Он вновь бросил на меня
яростный взгляд из-под кустистых бровей.
— Не все так просто, Гермес.
Титаны не идиоты, они быстро догадаются. И Амфитрион, став
мальчишкой, не обрел разом прежних сил. Думаешь, они дадут вам всем
спокойно расти?
Звучало здраво.
— Это мой дар лично тебе,
Гермес. За хорошо проделанную работу и интересные беседы. Вот,
выпей.
Владыка теней протянул
наполненный вином пифос. Я осушил его до дна: мучавшая каждую тень
жажда давала о себе знать.
— Что тепе... — спросил я и тут
же почувствовал, как обещавшая вернуться мгла вновь застилает
взор.
— Сам решай, Гермес. Живи за
всех нас. Вдруг тебе повезет?
Не знаю, чего в голосе Аида
было больше: привычной насмешки или не присущей ему скорби? Мысли
растаяли, утопая в безвременном сне…
***
Проливной дождь бил по голове и
стекал по плечам, обращая волосы в липкое месиво. Тонкая рубаха
льнула к телу, желая обратиться второй кожей.Не успел
я открыть глаза, как дыхание вышибло внезапным ударом в грудь. Я
рухнул в грязную, мокрую лужу. Смех мерзких глоток наждачкой
царапал душу.
Я поднял взор на стоящих надо
мной паршивцев. Не менее мокрые, чем я сам, в странной диковинной
одежде, на их лицах играли злые ухмылки. Пахнут смертными, точно не
гиганты.
— Вмажь ему, вмажь!
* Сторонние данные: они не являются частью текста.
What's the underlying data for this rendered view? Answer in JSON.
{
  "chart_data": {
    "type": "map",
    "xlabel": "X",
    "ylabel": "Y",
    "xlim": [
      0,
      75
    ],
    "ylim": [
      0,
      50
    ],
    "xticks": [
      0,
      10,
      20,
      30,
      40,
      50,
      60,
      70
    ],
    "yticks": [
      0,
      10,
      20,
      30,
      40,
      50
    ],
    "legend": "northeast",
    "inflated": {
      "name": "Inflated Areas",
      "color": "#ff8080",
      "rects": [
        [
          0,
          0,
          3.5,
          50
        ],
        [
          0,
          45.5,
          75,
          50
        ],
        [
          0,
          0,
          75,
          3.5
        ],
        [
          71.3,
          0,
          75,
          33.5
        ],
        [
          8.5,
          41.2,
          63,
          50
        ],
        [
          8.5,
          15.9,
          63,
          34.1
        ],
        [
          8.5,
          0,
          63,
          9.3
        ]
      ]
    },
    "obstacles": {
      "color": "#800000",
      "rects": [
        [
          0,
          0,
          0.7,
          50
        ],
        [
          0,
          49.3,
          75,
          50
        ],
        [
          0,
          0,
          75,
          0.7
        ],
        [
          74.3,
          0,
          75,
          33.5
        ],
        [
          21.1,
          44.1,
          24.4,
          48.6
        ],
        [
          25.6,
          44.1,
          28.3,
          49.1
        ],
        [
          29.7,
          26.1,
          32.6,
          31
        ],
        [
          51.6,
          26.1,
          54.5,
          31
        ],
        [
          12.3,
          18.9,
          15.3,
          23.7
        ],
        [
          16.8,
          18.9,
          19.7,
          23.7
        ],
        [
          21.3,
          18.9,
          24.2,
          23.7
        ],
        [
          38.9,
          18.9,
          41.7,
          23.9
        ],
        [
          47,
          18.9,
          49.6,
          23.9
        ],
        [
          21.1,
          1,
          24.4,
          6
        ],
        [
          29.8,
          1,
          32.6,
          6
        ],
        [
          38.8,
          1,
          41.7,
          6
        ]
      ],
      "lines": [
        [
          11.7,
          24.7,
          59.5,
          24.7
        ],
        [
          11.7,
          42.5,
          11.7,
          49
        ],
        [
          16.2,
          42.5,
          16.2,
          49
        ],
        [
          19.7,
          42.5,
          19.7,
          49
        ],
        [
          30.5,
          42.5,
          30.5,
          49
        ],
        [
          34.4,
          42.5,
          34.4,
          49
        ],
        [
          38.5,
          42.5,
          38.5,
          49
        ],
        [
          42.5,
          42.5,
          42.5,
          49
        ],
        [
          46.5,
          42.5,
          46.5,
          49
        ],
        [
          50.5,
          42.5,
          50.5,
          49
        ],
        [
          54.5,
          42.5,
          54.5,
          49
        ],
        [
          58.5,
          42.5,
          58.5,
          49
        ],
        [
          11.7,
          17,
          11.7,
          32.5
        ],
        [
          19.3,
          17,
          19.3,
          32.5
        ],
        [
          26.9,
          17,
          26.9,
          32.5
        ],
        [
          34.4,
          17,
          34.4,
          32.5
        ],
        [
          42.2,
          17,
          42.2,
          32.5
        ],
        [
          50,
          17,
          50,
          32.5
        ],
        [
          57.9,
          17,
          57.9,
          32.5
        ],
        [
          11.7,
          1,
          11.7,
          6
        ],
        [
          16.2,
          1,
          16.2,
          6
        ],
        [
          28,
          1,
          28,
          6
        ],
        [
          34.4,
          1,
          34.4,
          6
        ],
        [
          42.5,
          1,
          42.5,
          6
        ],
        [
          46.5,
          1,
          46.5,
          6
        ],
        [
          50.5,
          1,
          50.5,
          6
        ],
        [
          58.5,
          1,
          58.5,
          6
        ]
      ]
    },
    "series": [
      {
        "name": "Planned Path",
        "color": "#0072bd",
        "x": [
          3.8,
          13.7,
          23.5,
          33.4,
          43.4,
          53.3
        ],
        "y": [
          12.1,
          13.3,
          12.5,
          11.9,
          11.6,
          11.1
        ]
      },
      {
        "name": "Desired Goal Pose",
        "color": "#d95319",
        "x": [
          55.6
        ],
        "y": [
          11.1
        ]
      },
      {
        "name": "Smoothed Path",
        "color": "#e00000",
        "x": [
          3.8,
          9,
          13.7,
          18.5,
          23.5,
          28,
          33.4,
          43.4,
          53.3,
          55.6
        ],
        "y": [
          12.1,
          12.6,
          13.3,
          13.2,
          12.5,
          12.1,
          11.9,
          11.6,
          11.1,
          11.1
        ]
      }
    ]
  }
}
Прямо по
морде, пусть знает, как пасть раксрывать!
Они двигались чересчур
медленно. Толстый поганец с брюхом навыкате лениво размахнулся. Я
поймал его ногу, почувствовал на ладонях скрипящую грязь с подошвы.
Резко рванул на себя — противник нелепо задвигал руками и не
устоял.
Терпеть не могу Гипноса — вечно
дремлющий паскудник любил насылать видения именно на меня. И всякий
раз что-то мерзкое: где только такие кошмары берет? А потом еще и
удивляется — почему приношу ему почту в последнюю
очередь...
— Э, эт че? Совсем страх
потерял, хадуй? Ща мы тебе...
Я не стал слушать. Выпрямился,
метя головой в подбородок. Возмущенный смертный отлетел к стене,
схватившись за нижнюю челюсть. Завыл, как маленький ребенок. И
почему подобные ему, получив отпор, всякий раз столь мерзко скулят?
Третий из них вдруг заметался. За сверкнувшим в тусклом свете ножом
он прятал страх.
Может ли смертный ранить бога?
Никогда не задумывался о таких глупостях и не собирался начинать.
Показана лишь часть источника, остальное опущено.